A biplanar incision is created for the introduction of the T-ACM. At 0.5 mm away from the limbus (Figure 1), conFjunctival displacement is done (Figure 2) and a 23- or 25-gauge trocar is introduced obliquely. The direction of trocar is changed, it is directed 90° to the limbus toward the center of the globe, and it is introduced inside the anterior chamber in front of iris tissue (Figure 3). The trocar is removed, and the infusion line is attached to the hub of the cannula, which has a threaded portion to lock and prevent any accidental slippage or loosening of the infusion line (Figure 4).

At the end of surgery, the cannula is held by forceps and it is withdrawn along the direction of the scleral tunnel. The conjunctiva is pressed with a cotton wool applicator, and sustained pressure is applied for few seconds to allow self-apposition of the sclerotomy wound.

Figure 1. With the vernier caliper, a 0.5-mm distance is measured from the limbus.

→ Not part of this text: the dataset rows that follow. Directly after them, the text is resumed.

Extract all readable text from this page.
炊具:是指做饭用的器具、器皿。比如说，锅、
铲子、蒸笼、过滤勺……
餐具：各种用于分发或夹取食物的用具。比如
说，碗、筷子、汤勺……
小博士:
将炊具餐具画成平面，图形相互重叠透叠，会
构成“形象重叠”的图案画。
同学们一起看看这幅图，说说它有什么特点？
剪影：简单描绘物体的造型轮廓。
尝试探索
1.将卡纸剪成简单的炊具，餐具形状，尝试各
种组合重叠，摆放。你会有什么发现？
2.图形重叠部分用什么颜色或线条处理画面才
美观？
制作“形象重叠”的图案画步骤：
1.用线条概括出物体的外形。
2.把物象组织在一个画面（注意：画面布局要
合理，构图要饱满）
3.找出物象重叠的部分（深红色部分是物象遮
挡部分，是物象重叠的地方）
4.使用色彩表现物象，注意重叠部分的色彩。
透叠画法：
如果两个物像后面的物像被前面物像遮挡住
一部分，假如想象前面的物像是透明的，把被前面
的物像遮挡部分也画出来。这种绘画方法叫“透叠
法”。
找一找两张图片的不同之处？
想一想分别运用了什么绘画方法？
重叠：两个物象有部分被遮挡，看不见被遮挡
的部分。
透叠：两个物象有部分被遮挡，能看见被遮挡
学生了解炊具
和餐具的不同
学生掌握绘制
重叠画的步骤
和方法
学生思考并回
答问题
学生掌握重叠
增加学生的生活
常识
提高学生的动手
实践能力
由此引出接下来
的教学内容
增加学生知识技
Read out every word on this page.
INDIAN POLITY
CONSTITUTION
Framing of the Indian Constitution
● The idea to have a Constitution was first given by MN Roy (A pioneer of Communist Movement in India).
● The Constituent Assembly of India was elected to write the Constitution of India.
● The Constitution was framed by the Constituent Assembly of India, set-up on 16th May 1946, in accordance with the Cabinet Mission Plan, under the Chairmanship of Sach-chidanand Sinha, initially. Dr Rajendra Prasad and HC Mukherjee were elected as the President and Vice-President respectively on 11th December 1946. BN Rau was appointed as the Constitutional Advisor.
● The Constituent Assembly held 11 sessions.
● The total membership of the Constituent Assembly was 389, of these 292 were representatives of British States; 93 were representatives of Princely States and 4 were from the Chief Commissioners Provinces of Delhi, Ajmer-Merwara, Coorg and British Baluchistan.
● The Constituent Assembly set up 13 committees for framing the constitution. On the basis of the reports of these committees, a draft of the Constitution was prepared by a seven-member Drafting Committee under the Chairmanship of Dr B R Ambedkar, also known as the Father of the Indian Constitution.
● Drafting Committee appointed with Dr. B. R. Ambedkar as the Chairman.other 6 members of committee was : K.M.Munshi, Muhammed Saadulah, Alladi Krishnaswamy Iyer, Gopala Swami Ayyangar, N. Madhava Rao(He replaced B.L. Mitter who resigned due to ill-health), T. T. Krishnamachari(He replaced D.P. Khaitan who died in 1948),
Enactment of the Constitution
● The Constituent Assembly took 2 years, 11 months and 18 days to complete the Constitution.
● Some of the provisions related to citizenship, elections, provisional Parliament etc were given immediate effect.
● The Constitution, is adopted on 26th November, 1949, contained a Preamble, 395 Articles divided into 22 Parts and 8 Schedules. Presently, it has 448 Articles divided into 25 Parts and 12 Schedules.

Images: Agarwal A, Narang P

Figure 2. Conjunctival displacement is done before the introduction of the T-ACM.
Figure 3. A biplanar incision is created, and the trocar enters the anterior chamber in front of the iris tissue.
Figure 4. The trocar is withdrawn, and the infusion line is connected to the hub of the cannula.
Figure 5. Descemetorrhexis is performed under air with the help of the T-ACM in pre-Descemet’s endothelial keratoplasty.
Figure 6. The T-ACM is removed after completion of PDEK.
Figure 7. The T-ACM is introduced to handle a case of iatrogenic complete iridodialysis.
Figure 8. Iridoplasty is performed with the T-ACM in place. Use of infusion in the eye obviates the need to use a viscoelastic.

Discussion

A trocar cannula system is an indispensable tool for transconjunctival sutureless vitrectomy and other posterior segment procedures. A similar status is enjoyed by an ACM for the performance of an anterior segment surgery that necessitates infusion in the eye. The concept behind using a T-ACM is to provide a stable self-sealing wound, unlike an ACM.

In this procedure, we advocate the use of a 23- or 25-gauge trocar because angled incisions are reported to have minimal incidence of wound leakage compared with straight incisions. The advantages of using a T-ACM are faster recovery, less invasiveness and reduction in surgery-induced astigmatism. In addition, a T-ACM allows air-fluid infusion into the eye, which can be of great help during endothelial keratoplasty procedures (Figures 5 and 6). It can also be employed for handling various other complicated intraocular procedures (Figures 7 and 8), and the use of a T-ACM abolishes and obviates the need to use viscoelastic in the eye. The issue of spontaneous expulsion of the infusion cannula due to large wound size as seen with an ACM is not reported with a T-ACM because the incisions are valvular and they snugly fit the trocar cannula. Moreover, with a T-ACM there is less overcrowding of the corneal surface and more working space is available to the surgeon.

OCT study of these incisions demonstrated proper wound apposition and stability that completely healed at the period of 1 month.

To conclude, a T-ACM is effective in obtaining better wound closure and results in a significantly lower incidence of postoperative hypotony. However, a certain level of skill is necessary to make these tunnel-based incisions. The sclerotomy wound should be checked thoroughly, and in case of any persistent leakage noted from the sclerotomy site, the scleral wound should be sutured to prevent any overt hypotony.

Another disadvantage that can be associated with this technique is the occurrence of subconjunctival hemorrhage, which can occur due to disruption of conjunctival blood vessels during the insertion or removal of the T-ACM. Withholding the intake of aspirin or anticoagulants by patients before the operation, along with gentle maneuvering of tissues, might help decrease the risk of this complication.

Disclosures: Agarwal, Narang and John report no relevant financial disclosures.